Hong Kong Market Misconduct Tribunal Finds $47 Million Listed Company Mayer Holdings & 9 Ex-Senior Executives Guilty of Failure to Disclose Inside Information, Mayer Holdings & Executives Had Appealed Against 2017 Verdict with $1.3 Million Fine & Disqualification of Directors
9th August 2023 | Hong Kong
The Hong Kong Market Misconduct Tribunal (MMT) finds $47 million (9/8/23: HKD 373 million market value) Hong Kong-listed company Mayer Holdings & 9 former senior executives guilty of failure to disclose inside information. Mayer holdings & 8 former senior executives had appealed against the 2017 verdict with $1.3 million fine & disqualification of directors. Hong Kong Securities & Futures Commission (SFC): “The Market Misconduct Tribunal (MMT) has found that Mayer Holdings Limited (Mayer) and nine of its former senior executives failed to disclose inside information as soon as reasonably practicable as required under the Securities and Futures Ordinance (SFO) following remitted proceedings after the Court of Appeal allowed appeals by Mayer and its directors against an earlier determination by the MMT (Notes 1 & 2). In the remitted proceedings, upon assessing the cumulative impact of the undisclosed pieces of specific information regarding suspicious transactions and the resignation of auditors that would have had on the potential buyers and sellers of Mayer shares at the material time, the MMT was satisfied that the undisclosed information would have been likely to have had a material effect on the share price of Mayer and therefore found that the undisclosed specific information constituted inside information (Note 3). The MMT also found that Mayer had no written guidelines and/or internal control policies on the statutory requirements to disclose inside information which resulted in the breach of the disclosure requirement imposed on it under the SFO. As regards the other nine former senior executives, the MMT found that they have also breached the disclosure requirement imposed on them under the SFO, in that their intentional, reckless or negligent conduct resulted in the breach of the disclosure requirement by Mayer; and/or that they had not taken all reasonable measures to ensure proper safeguards existed to prevent the breach.” See below for Hong Kong SFC statement:
“ Hong Kong Market Misconduct Tribunal Finds $47 Million Listed Company Mayer Holdings & 9 Ex-Senior Executives Guilty of Failure to Disclose Inside Information, Mayer Holdings & Executives Had Appealed Against 2017 Verdict with $1.3 Million Fine & Disqualification of Directors “
Executive Director of Enforcement of the Securities and Futures Commission, Christopher Wilson: “Senior executives of listed companies are responsible for ensuring appropriate and effective internal controls are in place for compliance with relevant disclosure requirements under the SFO. This is because timely disclosure of inside information is crucial to the orderly operation of the securities market and the maintenance of a fair and informed market.”

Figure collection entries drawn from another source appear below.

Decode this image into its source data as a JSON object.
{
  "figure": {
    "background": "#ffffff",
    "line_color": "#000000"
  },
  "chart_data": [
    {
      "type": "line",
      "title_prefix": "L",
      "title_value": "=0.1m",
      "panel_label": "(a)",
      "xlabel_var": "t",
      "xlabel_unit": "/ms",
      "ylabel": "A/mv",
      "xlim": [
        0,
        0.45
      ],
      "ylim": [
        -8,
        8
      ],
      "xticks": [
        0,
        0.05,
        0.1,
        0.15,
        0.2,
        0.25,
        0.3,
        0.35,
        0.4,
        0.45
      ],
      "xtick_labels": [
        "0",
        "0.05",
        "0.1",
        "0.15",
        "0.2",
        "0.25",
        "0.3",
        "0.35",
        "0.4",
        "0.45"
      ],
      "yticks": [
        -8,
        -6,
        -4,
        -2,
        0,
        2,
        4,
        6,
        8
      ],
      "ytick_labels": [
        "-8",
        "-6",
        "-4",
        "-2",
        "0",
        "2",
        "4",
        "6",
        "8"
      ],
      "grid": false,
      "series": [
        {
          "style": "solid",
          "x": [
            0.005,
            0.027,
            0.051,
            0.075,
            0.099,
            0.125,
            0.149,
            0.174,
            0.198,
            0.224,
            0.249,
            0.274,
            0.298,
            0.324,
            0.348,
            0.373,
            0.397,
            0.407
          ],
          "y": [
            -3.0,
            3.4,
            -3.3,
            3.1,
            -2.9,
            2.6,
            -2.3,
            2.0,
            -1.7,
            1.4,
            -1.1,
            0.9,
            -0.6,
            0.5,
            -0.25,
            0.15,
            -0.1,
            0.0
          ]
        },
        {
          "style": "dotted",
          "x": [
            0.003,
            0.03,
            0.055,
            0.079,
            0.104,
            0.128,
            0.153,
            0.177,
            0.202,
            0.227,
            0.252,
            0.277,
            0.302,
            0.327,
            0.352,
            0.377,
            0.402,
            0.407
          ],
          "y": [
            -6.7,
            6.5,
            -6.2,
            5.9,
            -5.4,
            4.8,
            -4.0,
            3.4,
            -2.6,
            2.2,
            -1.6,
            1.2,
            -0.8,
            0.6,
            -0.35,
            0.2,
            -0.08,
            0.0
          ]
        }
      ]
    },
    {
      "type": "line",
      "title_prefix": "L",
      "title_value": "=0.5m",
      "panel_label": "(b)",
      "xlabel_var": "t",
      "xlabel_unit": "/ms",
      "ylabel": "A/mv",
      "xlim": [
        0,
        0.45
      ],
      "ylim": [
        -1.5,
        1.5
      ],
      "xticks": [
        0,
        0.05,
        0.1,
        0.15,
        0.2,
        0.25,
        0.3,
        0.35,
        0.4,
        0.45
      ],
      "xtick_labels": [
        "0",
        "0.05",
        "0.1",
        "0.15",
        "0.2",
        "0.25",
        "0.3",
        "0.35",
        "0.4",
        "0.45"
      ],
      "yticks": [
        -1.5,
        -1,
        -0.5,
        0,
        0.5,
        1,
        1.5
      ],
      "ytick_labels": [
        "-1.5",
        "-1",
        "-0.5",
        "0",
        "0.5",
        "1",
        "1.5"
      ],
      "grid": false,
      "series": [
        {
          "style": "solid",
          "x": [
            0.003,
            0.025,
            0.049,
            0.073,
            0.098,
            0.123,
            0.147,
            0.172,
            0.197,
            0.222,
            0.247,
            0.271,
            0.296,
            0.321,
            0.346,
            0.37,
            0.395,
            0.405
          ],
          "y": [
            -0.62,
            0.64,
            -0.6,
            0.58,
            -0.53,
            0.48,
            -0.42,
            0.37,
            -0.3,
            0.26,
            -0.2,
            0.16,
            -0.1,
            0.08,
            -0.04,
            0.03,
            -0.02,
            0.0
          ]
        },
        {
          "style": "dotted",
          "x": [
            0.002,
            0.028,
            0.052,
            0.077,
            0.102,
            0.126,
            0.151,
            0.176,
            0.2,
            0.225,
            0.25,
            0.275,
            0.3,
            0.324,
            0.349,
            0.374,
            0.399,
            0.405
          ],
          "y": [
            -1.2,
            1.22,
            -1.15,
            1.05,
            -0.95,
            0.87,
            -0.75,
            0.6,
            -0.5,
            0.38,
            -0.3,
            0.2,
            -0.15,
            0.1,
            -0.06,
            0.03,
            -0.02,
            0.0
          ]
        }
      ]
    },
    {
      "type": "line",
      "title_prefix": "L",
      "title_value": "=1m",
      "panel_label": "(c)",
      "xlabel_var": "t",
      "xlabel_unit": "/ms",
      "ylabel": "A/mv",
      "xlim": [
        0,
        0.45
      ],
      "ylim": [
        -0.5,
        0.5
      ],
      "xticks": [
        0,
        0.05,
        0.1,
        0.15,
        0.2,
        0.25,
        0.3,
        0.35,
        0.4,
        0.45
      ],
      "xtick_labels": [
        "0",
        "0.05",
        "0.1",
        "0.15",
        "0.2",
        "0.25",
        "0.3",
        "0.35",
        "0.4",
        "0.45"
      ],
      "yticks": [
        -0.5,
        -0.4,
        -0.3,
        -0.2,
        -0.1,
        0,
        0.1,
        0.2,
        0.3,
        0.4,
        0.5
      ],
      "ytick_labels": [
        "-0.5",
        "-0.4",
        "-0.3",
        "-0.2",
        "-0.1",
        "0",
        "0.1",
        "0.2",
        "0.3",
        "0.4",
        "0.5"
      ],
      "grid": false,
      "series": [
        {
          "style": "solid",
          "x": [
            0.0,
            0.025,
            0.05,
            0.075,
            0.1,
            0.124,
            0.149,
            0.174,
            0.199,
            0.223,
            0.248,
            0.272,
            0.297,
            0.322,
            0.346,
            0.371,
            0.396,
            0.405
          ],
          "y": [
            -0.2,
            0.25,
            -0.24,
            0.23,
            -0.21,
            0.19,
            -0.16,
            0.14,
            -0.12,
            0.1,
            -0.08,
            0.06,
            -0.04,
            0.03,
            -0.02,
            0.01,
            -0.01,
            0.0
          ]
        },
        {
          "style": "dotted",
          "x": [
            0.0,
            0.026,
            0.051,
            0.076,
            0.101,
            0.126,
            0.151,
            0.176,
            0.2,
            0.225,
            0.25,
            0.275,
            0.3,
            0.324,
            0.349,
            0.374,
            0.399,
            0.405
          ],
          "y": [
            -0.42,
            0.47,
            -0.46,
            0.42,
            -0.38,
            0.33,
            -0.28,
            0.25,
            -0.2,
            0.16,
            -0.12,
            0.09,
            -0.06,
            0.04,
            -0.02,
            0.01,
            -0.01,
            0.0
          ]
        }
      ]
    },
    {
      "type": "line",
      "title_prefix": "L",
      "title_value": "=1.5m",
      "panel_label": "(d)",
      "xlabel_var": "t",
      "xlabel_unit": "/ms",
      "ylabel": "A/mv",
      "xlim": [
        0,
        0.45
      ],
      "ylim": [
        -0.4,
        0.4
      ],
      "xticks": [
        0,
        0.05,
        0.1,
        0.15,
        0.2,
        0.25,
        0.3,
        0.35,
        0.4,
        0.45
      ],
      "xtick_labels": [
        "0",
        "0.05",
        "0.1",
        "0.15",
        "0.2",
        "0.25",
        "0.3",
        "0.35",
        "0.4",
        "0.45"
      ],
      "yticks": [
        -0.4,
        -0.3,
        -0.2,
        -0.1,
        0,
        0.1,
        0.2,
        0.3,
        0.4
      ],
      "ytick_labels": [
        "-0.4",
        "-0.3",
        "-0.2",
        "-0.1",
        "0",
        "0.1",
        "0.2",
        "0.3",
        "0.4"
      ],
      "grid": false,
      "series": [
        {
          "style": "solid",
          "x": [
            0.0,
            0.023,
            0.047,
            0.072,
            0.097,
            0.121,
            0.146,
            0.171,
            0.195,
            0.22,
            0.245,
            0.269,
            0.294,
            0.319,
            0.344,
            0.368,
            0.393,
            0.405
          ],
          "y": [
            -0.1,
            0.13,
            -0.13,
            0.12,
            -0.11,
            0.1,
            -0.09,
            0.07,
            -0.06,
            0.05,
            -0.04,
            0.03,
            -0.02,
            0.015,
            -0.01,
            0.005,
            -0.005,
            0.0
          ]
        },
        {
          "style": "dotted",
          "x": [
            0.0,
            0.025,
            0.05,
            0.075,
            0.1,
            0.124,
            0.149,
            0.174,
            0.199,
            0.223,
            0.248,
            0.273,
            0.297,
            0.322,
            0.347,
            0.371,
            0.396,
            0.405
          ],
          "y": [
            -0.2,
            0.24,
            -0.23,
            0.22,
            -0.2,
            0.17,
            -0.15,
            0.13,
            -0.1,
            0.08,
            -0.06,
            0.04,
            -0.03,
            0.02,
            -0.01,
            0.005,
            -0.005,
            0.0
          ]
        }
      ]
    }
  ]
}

Hong Kong Market Misconduct Tribunal Finds $47 Million Listed Company Mayer Holdings & 9 Ex-Senior Executives Guilty of Failure to Disclose Inside Information
- Market Misconduct Tribunal finds Mayer Holdings Limited and its former senior management for late disclosure of inside information
9th August 2023 – The Market Misconduct Tribunal (MMT) has found that Mayer Holdings Limited (Mayer) and nine of its former senior executives failed to disclose inside information as soon as reasonably practicable as required under the Securities and Futures Ordinance (SFO) following remitted proceedings after the Court of Appeal allowed appeals by Mayer and its directors against an earlier determination by the MMT (Notes 1 & 2).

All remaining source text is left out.